Le changement de climat s’est avéré utile à Bush. Le 27 janvier 1976, le sénateur de Caroline du Sud Strom Thurmond a plaidé pour sa confirmation en affirmant que le public était plus préoccupé par les divulgations qui « démolissent la CIA » que par « la sélection de cet homme hautement compétent pour réparer les dommages de cette surexposition », selon le livre de Johnson. Plus tard dans la journée, Bush a été confirmé par un vote de 64-27.

Bush n’a duré qu’un an comme directeur de la CIA. Ford – qui finit par choisir Bob Dole comme colistier – est battu par Jimmy Carter lors des élections de 1976. Bush a essayé de convaincre Carter de le garder comme directeur de la CIA, mais le vice-président de Carter était Walter Mondale, qui avait été un membre éminent du comité Church et avait déjà obtenu de Carter qu’il s’engage à essayer de mettre en œuvre de nombreuses recommandations du comité pour réformer la communauté du renseignement.

Donc Bush s’est présenté à la place comme candidat à la présidence. Il a perdu dans les primaires face à Ronald Reagan, puis a chevauché les queues de Reagan en tant que son colistier lors de l’élection de 1980.

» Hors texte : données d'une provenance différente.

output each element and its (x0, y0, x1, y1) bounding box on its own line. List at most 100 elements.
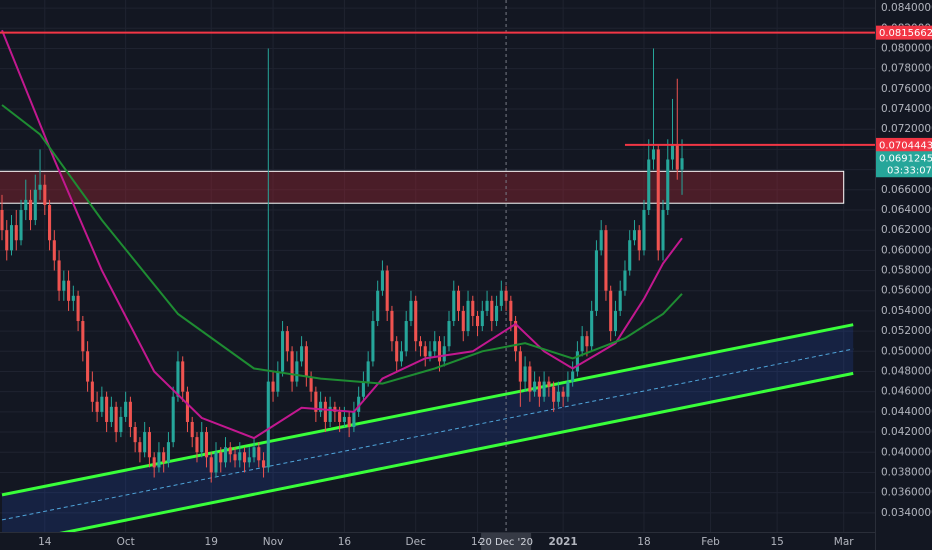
candle-body (566, 381, 570, 397)
candle-body (5, 230, 9, 251)
candle-body (361, 381, 365, 397)
candle-body (52, 240, 56, 261)
candle-body (466, 300, 470, 332)
candle-body (376, 290, 380, 322)
candle-body (76, 295, 80, 322)
candle-body (533, 381, 537, 392)
x-tick-label: 14 (38, 536, 52, 548)
x-tick-label: 16 (338, 536, 352, 548)
candle-body (181, 361, 185, 392)
candle-body (314, 391, 318, 412)
channel-upper (1, 323, 854, 497)
candle-body (342, 416, 346, 422)
candle-body (33, 189, 37, 221)
x-tick-label: 18 (637, 536, 650, 548)
candle-body (86, 351, 90, 382)
candle-body (395, 341, 399, 362)
candle-body (128, 401, 132, 428)
candle-body (14, 225, 18, 241)
candle-body (452, 290, 456, 322)
candle-body (666, 159, 670, 210)
candle-body (233, 454, 237, 461)
candle-body (675, 144, 679, 170)
candle-body (514, 321, 518, 352)
x-tick-label: Nov (263, 536, 284, 548)
y-tick-label: 0.03600000 (881, 487, 932, 499)
x-tick-label: 19 (205, 536, 218, 548)
candle-body (328, 406, 332, 422)
candle-body (238, 452, 242, 461)
x-tick-label: Mar (834, 536, 854, 548)
candle-body (0, 209, 4, 231)
y-tick-label: 0.04200000 (881, 426, 932, 438)
y-tick-label: 0.05600000 (881, 285, 932, 297)
candle-body (252, 447, 256, 458)
candle-body (556, 391, 560, 402)
candle-body (48, 204, 52, 241)
x-tick-label: Feb (701, 536, 720, 548)
channel-lower (59, 371, 854, 532)
axes: 0.03400000 0.03600000 0.03800000 0.04000000… (38, 2, 932, 550)
candle-body (642, 209, 646, 251)
candle-body (352, 411, 356, 428)
candle-body (604, 230, 608, 291)
candle-body (114, 406, 118, 433)
y-tick-label: 0.04600000 (881, 386, 932, 398)
candle-body (195, 437, 199, 453)
candle-body (323, 401, 327, 422)
candle-body (442, 346, 446, 362)
y-tick-label: 0.06600000 (881, 184, 932, 196)
candle-body (242, 452, 247, 463)
candle-body (609, 290, 613, 332)
crosshair-label: 20 Dec '20 (479, 537, 533, 548)
y-tick-label: 0.06200000 (881, 224, 932, 236)
candle-body (119, 416, 123, 433)
candle-body (475, 315, 480, 327)
candle-body (57, 260, 61, 291)
candle-body (371, 321, 375, 362)
candle-body (223, 447, 228, 463)
candle-body (433, 341, 437, 352)
candle-body (547, 381, 551, 387)
candle-body (670, 144, 675, 160)
candle-body (262, 460, 266, 468)
candle-body (62, 280, 66, 291)
candle-body (166, 442, 170, 463)
candle-body (347, 416, 351, 428)
price-label-box (876, 137, 932, 152)
y-tick-label: 0.04800000 (881, 365, 932, 377)
candle-body (656, 149, 660, 251)
candle-body (95, 401, 99, 412)
candle-body (461, 310, 465, 332)
x-tick-label: Dec (406, 536, 427, 548)
candle-body (266, 381, 270, 468)
y-tick-label: 0.05400000 (881, 305, 932, 317)
candle-body (271, 381, 275, 392)
plot-area (0, 0, 875, 532)
x-tick-label: Oct (117, 536, 135, 548)
candle-body (590, 310, 594, 347)
candle-body (537, 381, 541, 397)
resistance-zone (0, 170, 845, 204)
candle-body (523, 366, 527, 382)
candle-body (124, 401, 128, 417)
candle-body (109, 406, 113, 422)
candle-body (628, 240, 632, 271)
candle-body (357, 396, 361, 412)
moving-average (1, 104, 683, 385)
candle-body (637, 230, 641, 251)
candle-body (162, 452, 166, 463)
candle-body (338, 411, 342, 422)
y-tick-label: 0.06000000 (881, 244, 932, 256)
x-tick-label: 2021 (549, 536, 578, 548)
candle-body (19, 209, 23, 241)
candle-body (580, 336, 584, 352)
candle-body (333, 406, 337, 412)
y-tick-label: 0.04400000 (881, 406, 932, 418)
candle-body (176, 361, 180, 397)
candle-body (319, 401, 323, 412)
x-tick-label: 15 (770, 536, 783, 548)
candle-body (528, 366, 532, 392)
candle-body (143, 432, 147, 453)
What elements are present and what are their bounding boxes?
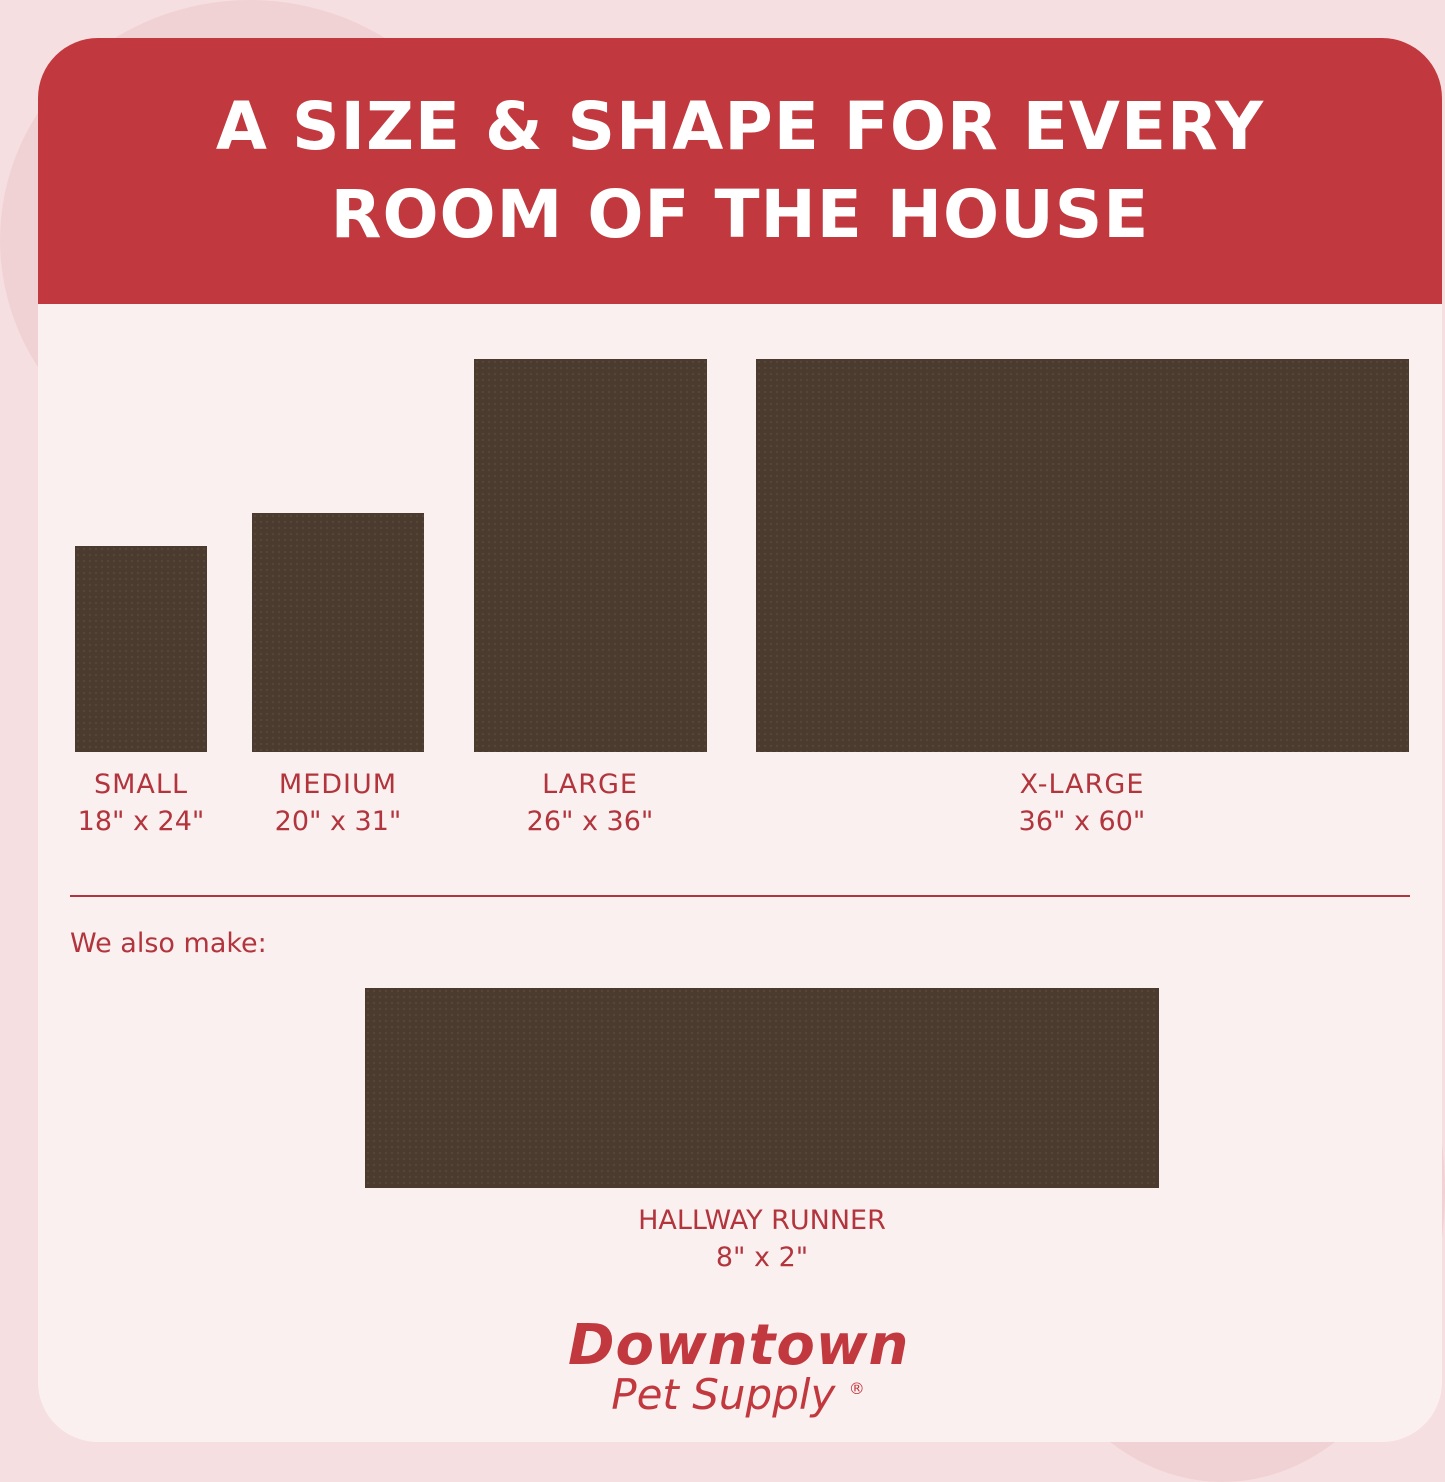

La carrière politique de Bush doit beaucoup à l’utilisation abusive du meurtre de Welch. Surtout, il a contribué à lancer une tradition républicaine consistant à générer de faux scandales de sécurité nationale pour discréditer les démocrates et gagner des batailles politiques. Dans le sillage de la mort de Bush, de nombreux membres de la presse grand public et de l’élite politique l’ont associé à une époque révolue de civilité, où l’esprit partisan était mis en échec par souci d’un bien plus grand. Mais les coups bas ne datent pas d’hier. Il y a une ligne droite entre Welch et les renseignements d’avant-guerre sur les armes de destruction massive de l’Irak, Benghazi, et la recherche farfelue de Nunes à minuit pour trouver des preuves que Trump a été mis sur écoute.